Running the above code against the test page costs 160443 milliseconds to complete, so that is about 2.6 minutes to find that singe cell we are looking for.

Using cached control values

Now the second approach would be to use a foreach loop on the columns and the cells in stead of using an index into the rows and the columns. Now why is that a better approach you might ask yourself? Well when you use foreach, you are using an iterator over a collection. the basic principal of an iterator is that the collection it iterates over is fixed during the iteration. so that means the values are all cached. to show you the code, have a look here below:
string lookupValue = "";
// find the index of the column we want to lookup in a row
int columnIndex = -1;
foreach (HtmlCell header in ((HtmlRow)(table.Rows[0])).Cells)
{
    if (header.FriendlyName.Contains("Lookupcolumn9"))
    {
        columnIndex = header.ColumnIndex;
        break;
    }
}

foreach (HtmlRow row in table.Rows)
{

    if (row.Cells[0].FriendlyName.Contains("rowLookup85"))
    {
        // get the value and return
        lookupValue = row.Cells[columnIndex].FriendlyName;
        break;
    }
}

When I execute this test, this results in resolving the right cell in about 28 seconds. So just using a foreach in stead of the for loop saves a lot of time. Now the actual culprit of the problem is more or less that we just can’t tell which properties are cached value and which are not. But just using the iterator will ensure you iterate over a fixed collection.

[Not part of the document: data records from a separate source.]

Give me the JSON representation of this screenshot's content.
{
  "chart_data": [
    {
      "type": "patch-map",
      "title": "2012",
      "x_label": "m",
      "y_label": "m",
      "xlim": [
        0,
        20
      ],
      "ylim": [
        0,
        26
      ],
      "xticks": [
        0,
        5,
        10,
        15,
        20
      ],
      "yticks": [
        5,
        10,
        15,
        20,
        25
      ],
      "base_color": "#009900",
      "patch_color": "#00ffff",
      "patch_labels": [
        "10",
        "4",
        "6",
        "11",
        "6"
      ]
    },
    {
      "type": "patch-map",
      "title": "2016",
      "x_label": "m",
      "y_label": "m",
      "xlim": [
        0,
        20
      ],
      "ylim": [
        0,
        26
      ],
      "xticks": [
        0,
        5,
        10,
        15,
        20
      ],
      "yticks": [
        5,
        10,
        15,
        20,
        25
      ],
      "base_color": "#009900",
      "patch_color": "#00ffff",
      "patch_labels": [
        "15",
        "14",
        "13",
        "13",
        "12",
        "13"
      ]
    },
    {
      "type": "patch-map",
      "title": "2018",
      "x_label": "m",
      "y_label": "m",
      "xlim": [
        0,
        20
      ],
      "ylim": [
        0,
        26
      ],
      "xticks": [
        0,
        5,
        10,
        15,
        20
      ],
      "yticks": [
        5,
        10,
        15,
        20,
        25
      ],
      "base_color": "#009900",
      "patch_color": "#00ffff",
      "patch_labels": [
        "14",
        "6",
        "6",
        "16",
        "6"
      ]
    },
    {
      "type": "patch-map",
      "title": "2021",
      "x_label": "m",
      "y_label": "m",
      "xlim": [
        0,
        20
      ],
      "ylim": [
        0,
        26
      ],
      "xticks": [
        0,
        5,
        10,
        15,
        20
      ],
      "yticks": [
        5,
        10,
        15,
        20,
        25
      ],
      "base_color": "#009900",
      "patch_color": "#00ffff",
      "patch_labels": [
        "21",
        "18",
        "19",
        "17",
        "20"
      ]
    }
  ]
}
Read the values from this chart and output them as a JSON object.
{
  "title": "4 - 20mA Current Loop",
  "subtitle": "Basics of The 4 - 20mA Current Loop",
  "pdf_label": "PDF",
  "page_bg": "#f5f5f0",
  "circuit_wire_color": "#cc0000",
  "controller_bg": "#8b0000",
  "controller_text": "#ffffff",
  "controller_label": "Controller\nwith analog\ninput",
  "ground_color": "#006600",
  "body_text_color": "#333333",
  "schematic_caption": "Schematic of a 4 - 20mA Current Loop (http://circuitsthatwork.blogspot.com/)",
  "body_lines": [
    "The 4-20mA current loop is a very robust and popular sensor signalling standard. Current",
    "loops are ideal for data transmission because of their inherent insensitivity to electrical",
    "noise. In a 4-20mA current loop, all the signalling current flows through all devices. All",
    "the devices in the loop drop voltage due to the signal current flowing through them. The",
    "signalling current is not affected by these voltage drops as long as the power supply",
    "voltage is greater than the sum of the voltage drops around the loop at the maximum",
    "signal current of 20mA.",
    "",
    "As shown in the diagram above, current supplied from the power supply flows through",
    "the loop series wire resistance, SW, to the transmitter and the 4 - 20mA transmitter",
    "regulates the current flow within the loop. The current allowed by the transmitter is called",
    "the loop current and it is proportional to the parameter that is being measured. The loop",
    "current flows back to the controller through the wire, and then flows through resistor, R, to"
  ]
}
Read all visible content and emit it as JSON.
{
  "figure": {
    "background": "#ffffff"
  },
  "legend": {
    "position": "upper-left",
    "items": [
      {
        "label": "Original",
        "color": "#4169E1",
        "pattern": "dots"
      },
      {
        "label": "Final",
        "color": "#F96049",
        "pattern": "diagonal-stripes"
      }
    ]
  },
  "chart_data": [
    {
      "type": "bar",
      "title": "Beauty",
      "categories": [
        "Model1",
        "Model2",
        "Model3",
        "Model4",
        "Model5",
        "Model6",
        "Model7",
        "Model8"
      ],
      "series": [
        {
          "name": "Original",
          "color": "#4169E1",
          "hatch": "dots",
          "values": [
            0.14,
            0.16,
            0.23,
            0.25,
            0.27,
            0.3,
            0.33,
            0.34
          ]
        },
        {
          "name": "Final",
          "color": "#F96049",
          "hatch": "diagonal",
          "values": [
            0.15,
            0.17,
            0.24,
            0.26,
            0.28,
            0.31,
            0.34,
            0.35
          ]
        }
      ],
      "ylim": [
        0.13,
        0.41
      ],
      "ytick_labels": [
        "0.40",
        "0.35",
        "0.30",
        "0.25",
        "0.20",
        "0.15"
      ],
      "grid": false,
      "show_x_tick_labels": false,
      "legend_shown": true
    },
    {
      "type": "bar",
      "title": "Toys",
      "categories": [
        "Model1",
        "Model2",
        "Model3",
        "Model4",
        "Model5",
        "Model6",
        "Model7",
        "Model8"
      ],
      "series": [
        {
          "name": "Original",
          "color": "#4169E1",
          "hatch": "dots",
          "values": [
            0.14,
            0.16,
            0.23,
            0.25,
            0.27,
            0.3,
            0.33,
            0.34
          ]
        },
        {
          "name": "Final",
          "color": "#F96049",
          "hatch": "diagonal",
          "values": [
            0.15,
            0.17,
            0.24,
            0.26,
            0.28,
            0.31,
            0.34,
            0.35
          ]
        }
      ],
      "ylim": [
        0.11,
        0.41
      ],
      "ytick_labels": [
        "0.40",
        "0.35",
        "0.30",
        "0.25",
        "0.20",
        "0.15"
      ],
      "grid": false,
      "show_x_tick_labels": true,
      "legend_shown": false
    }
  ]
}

Leveraging CodedUI control search

This algorithm still has a big problem in my opinion. The problem is that if I want to get the first column out of the first row, this call function would return pretty fast, since all loops only execute once. But when I want the last column from the last row, my performance degrades tremendous!
So the third approach you can take is just by leveraging the search capabilities of CodedUI yourself. What i mean by that is that we are going to create a HtmlCell control and control it’s search properties to find the right header column right away and from that we determine the index that this cell has in the row, Next we create an HtmlRow control, and use it’s search properties to find the row that contains the value we are looking for, identifying the right row. The last step s to take the FriendlyName of the cell with the index we found in the previous search. The code below shows how this is done:
HtmlCell directcell = new HtmlCell(browser);
directcell.SearchProperties.Add(new PropertyExpression(HtmlCell.PropertyNames.InnerText,
 "Lookupcolumn9", PropertyExpressionOperator.Contains));
int cellIndex = directcell.ColumnIndex;

HtmlRow directRow = new HtmlRow(browser);
directRow.SearchProperties.Add(new PropertyExpression(HtmlRow.PropertyNames.InnerText, 
 "rowLookup85", PropertyExpressionOperator.Contains));
var lookupValue = directRow.Cells[cellIndex].FriendlyName;


The big advantage of this approach is that we leverage the capabilities of codedUI to find the stuff we are looking for and not employing our own algorithm to find stuff in the table. Next advantage is that this algorithm will have the same performance regardless of the cell we are looking for and finally the performance of this approach is incredible faster then the previous approaches.